Tucked deep into the coastal flatwoods and marshes of extreme South Jersey, where pine thickets brush up against soy fields and tidal marshes fade into salt air, Robert Loper quietly walks a different kind of line. These days, it’s one less patrolled by steel doors and sirens—and more by hoof prints and scrape lines. But behind the saddle, beyond the bow, is a man whose past weighs heavy, and whose future hinges on the stillness of the woods.
Loper doesn’t just hunt deer—he fights for peace with every sit.
Hard Years Working Maximum Security
Before bowhunting became his lifeline, Robert spent two decades working one of New Jersey’s roughest maximum security prisons. He retired early—emotionally broken and spiritually bruised. “If I didn’t have bowhunting,” he admitted, “I wouldn’t be here.” The weight of trauma, both from violent inmates and toxic coworkers, left a mark no therapy could scrub away. But the woods offered something else: healing.
“I was never a tough guy,” he said. “But I was fair. Firm. And I always tried to talk to people like they were human.”
Jersey’s Underdog Deer Scene
For all his grit and wisdom, Robert doesn’t claim to be chasing 180-inch bucks. In South Jersey and Southern Delaware, mature bucks are rare, habitat is fragmented, and pressure is brutal. “If you kill a 110- to 120-inch buck here, you’re like an Andre D’Acquisto,” he joked. “People just don’t get how small and pressured these deer are.”
Bait piles litter the woods. Gun clubs push deer in giant drives. And the state allows hunters to take up to seven bucks a season. “It’s just too much,” Robert said bluntly. “This place could be amazing if they’d just let deer grow.”
Born From the Bay
Robert comes from saltwater stock—his family ran commercial clam boats out of Cape May, working alongside the Truex racing family. But when the boats were sold and the family’s focus shifted inland, Robert found a new obsession. At first it was rabbit hunting, then deer. And by the mid-90s, he was working at a sporting clays range and diving headlong into bow season.
He admits he didn’t know much at the start. “I used to hunt over corn piles in a ladder stand,” he laughed. “Then I got sick of not killing what I wanted. So I started studying deer. Hard.”
The Mobile Mindset
For Robert, it’s all about the learning curve. No presets. No shortcuts. No blind hope. “I don’t bait anymore. I’m mobile. I scout. I read sign,” he said. “If the sign doesn’t say ‘hunt here,’ I turn around and go home.”
He’s been saddle hunting since before it was trendy—hauling early Trophyline rigs and now running a Cruiser XC. With B-Sticks and a fixed platform, Robert adjusts his setup by season and terrain, often climbing no higher than one or two sticks. “If I’m sweating on the way up, I’m doing it wrong,” he said.
Reading the Room, Deer-Style
Where some see trails and rubs, Robert sees strategy and survival. “These deer know where we park, where we walk. They’re watching us more than we think,” he said. He studies bedding habits, thermals, entry routes—hell, he’ll sit in a buck bed for 15 minutes just to see what it sees.
He doesn’t buy into the luck myth either. “People say 99% of deer hunting is luck? Nah. If you know your wind, know the pressure, and you hunt smart—you’re gonna get chances.”

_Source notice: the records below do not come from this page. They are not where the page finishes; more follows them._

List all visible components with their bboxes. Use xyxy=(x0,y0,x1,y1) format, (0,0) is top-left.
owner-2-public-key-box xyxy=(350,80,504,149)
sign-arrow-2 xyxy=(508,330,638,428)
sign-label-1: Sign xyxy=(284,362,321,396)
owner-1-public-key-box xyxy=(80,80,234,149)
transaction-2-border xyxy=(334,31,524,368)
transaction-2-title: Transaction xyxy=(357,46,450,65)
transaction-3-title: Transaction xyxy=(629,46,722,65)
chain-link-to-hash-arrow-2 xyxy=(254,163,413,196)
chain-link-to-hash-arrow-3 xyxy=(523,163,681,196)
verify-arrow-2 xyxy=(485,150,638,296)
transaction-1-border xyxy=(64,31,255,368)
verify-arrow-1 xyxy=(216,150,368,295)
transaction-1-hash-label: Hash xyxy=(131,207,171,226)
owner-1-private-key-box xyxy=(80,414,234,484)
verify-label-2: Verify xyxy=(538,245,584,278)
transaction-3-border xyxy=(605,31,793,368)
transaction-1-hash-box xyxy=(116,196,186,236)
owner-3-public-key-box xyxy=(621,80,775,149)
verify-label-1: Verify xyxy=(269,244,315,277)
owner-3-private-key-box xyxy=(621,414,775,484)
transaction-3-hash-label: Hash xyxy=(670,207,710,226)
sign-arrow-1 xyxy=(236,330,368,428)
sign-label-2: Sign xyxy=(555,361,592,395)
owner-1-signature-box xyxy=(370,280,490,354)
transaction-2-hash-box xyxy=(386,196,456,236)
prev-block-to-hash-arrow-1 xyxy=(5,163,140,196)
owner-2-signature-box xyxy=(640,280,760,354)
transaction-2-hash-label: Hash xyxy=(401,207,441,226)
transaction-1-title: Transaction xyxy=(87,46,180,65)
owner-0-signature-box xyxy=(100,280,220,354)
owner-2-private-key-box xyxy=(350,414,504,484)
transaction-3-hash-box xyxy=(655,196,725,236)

Scent Control and Skepticism
Scent-proof suits and miracle products? He’s not buying it. “You can’t beat their nose,” Robert said. “Hunt the wind. Use milkweed. Be smart about your thermals. Period.” His philosophy is brutally simple: think like the deer and walk like a snail. “I’ve taken 90 minutes to move 50 yards,” he said. “That’s how you close the gap.”
Peak Rut and Personality
He’s also got strong opinions on deer behavior—especially during the rut. “Big bucks? They’re narcissists,” he said. “They want to see and smell everything. But they’re not running three miles for a doe. Most stay tight. They’ve got their route. They’ve got history.”

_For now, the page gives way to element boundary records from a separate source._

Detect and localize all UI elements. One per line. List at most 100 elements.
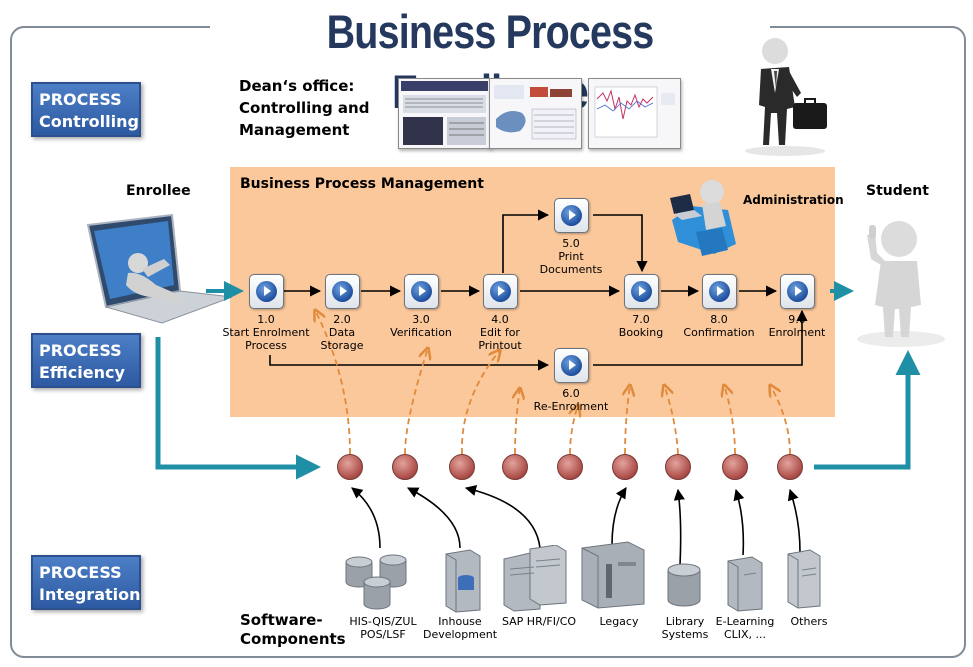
integration-node — [392, 454, 418, 480]
badge-process-integration: PROCESS Integration — [31, 555, 141, 610]
step-number: 5.0 — [562, 237, 580, 250]
integration-dashed-arrows — [315, 310, 791, 455]
software-line2: Components — [240, 630, 346, 648]
component-line2: CLIX, ... — [723, 628, 767, 641]
arrow-right-icon — [787, 281, 808, 302]
component-line1: Library — [665, 615, 705, 628]
arrow-right-icon — [709, 281, 730, 302]
step-line2: Printout — [478, 339, 522, 352]
step-line1: Data — [328, 326, 356, 339]
enrollee-label: Enrollee — [126, 183, 191, 199]
deans-office-line2: Controlling and — [239, 99, 370, 117]
component-line2: Systems — [661, 628, 709, 641]
step-line1: Print — [558, 250, 584, 263]
arrow-right-icon — [561, 355, 582, 376]
step-8-button[interactable] — [702, 274, 737, 309]
component-line1: HIS-QIS/ZUL — [349, 615, 417, 628]
badge-line1: PROCESS — [39, 563, 122, 582]
component-line1: Others — [790, 615, 828, 628]
step-line1: Edit for — [480, 326, 520, 339]
step-number: 2.0 — [333, 313, 351, 326]
step-number: 3.0 — [412, 313, 430, 326]
component-line2: Development — [422, 628, 498, 641]
step-line1: Verification — [390, 326, 452, 339]
arrow-right-icon — [631, 281, 652, 302]
step-number: 9.0 — [788, 313, 806, 326]
step-7-button[interactable] — [624, 274, 659, 309]
others-server-icon — [787, 549, 821, 609]
report-screenshot-chart — [588, 78, 681, 149]
step-line2: Process — [245, 339, 287, 352]
step-2-label: 2.0 Data Storage — [292, 313, 392, 352]
badge-line2: Efficiency — [39, 363, 125, 382]
step-line2: Storage — [320, 339, 364, 352]
bpm-title: Business Process Management — [240, 176, 484, 192]
step-9-button[interactable] — [780, 274, 815, 309]
step-number: 7.0 — [632, 313, 650, 326]
step-7-label: 7.0 Booking — [591, 313, 691, 339]
software-line1: Software- — [240, 611, 323, 629]
badge-line2: Integration — [39, 585, 141, 604]
teal-flow-arrows — [155, 281, 921, 480]
title-backdrop — [210, 4, 770, 60]
step-5-button[interactable] — [554, 198, 589, 233]
integration-node — [502, 454, 528, 480]
administration-figure-image — [670, 180, 736, 256]
component-label-others: Others — [754, 615, 864, 628]
step-1-button[interactable] — [249, 274, 284, 309]
component-link-arrows — [351, 484, 801, 566]
step-3-button[interactable] — [404, 274, 439, 309]
step-6-button[interactable] — [554, 348, 589, 383]
arrow-right-icon — [411, 281, 432, 302]
component-line2: POS/LSF — [360, 628, 406, 641]
component-line1: E-Learning — [715, 615, 775, 628]
component-line1: Inhouse — [438, 615, 482, 628]
map-report-image — [494, 85, 577, 140]
process-flow-arrows — [269, 209, 808, 371]
deans-office-label: Dean‘s office: Controlling and Managemen… — [239, 75, 369, 141]
integration-node — [665, 454, 691, 480]
step-4-label: 4.0 Edit for Printout — [450, 313, 550, 352]
component-label-inhouse: Inhouse Development — [405, 615, 515, 641]
step-1-label: 1.0 Start Enrolment Process — [216, 313, 316, 352]
legacy-mainframe-icon — [581, 541, 645, 609]
component-label-sap: SAP HR/FI/CO — [484, 615, 594, 628]
badge-line1: PROCESS — [39, 341, 122, 360]
report-screenshot-table — [398, 78, 491, 149]
step-number: 8.0 — [710, 313, 728, 326]
elearning-server-icon — [727, 556, 763, 612]
integration-node — [557, 454, 583, 480]
deans-office-line1: Dean‘s office: — [239, 77, 355, 95]
sap-servers-icon — [503, 545, 567, 612]
step-number: 4.0 — [491, 313, 509, 326]
step-4-button[interactable] — [483, 274, 518, 309]
step-5-label: 5.0 Print Documents — [521, 237, 621, 276]
component-label-elearning: E-Learning CLIX, ... — [690, 615, 800, 641]
integration-node — [449, 454, 475, 480]
step-8-label: 8.0 Confirmation — [669, 313, 769, 339]
component-label-his: HIS-QIS/ZUL POS/LSF — [328, 615, 438, 641]
library-database-icon — [667, 563, 701, 607]
step-line2: Documents — [539, 263, 603, 276]
step-2-button[interactable] — [325, 274, 360, 309]
badge-line1: PROCESS — [39, 90, 122, 109]
student-figure-image — [857, 221, 945, 347]
line-chart-report-image — [594, 86, 675, 138]
step-line1: Enrolment — [768, 326, 826, 339]
step-6-label: 6.0 Re-Enrolment — [521, 387, 621, 413]
report-screenshot-map — [489, 78, 582, 149]
administration-label: Administration — [743, 193, 844, 207]
step-line1: Re-Enrolment — [533, 400, 609, 413]
badge-process-efficiency: PROCESS Efficiency — [31, 333, 141, 388]
component-label-library: Library Systems — [630, 615, 740, 641]
laptop-enrollee-image — [86, 213, 233, 324]
integration-node — [612, 454, 638, 480]
step-9-label: 9.0 Enrolment — [747, 313, 847, 339]
step-number: 1.0 — [257, 313, 275, 326]
badge-process-controlling: PROCESS Controlling — [31, 82, 141, 137]
deans-office-line3: Management — [239, 121, 350, 139]
component-line1: Legacy — [599, 615, 639, 628]
step-line1: Confirmation — [683, 326, 755, 339]
student-label: Student — [866, 183, 929, 199]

He believes mature does are actually the smarter animal. “She’s watching for the whole family. I hate hunting does. They’ll blow you out of a spot way quicker than a buck.”
A Heart Bigger Than His Platform
For all the tactics, for all the pain he’s carried, Robert’s real legacy might be his willingness to give back. “I want to mentor,” he said. “Get some old-school hunters like us to help the new guys. Not with gear. With knowledge.” He dreams of a national rut forecast system built by hunters from every region. Just boots-on-the-ground, no-BS data from real people who live it.
“Deer hunting saved my life,” he said. “And if I can help one person fall in love with it the way I did—it’s worth it.”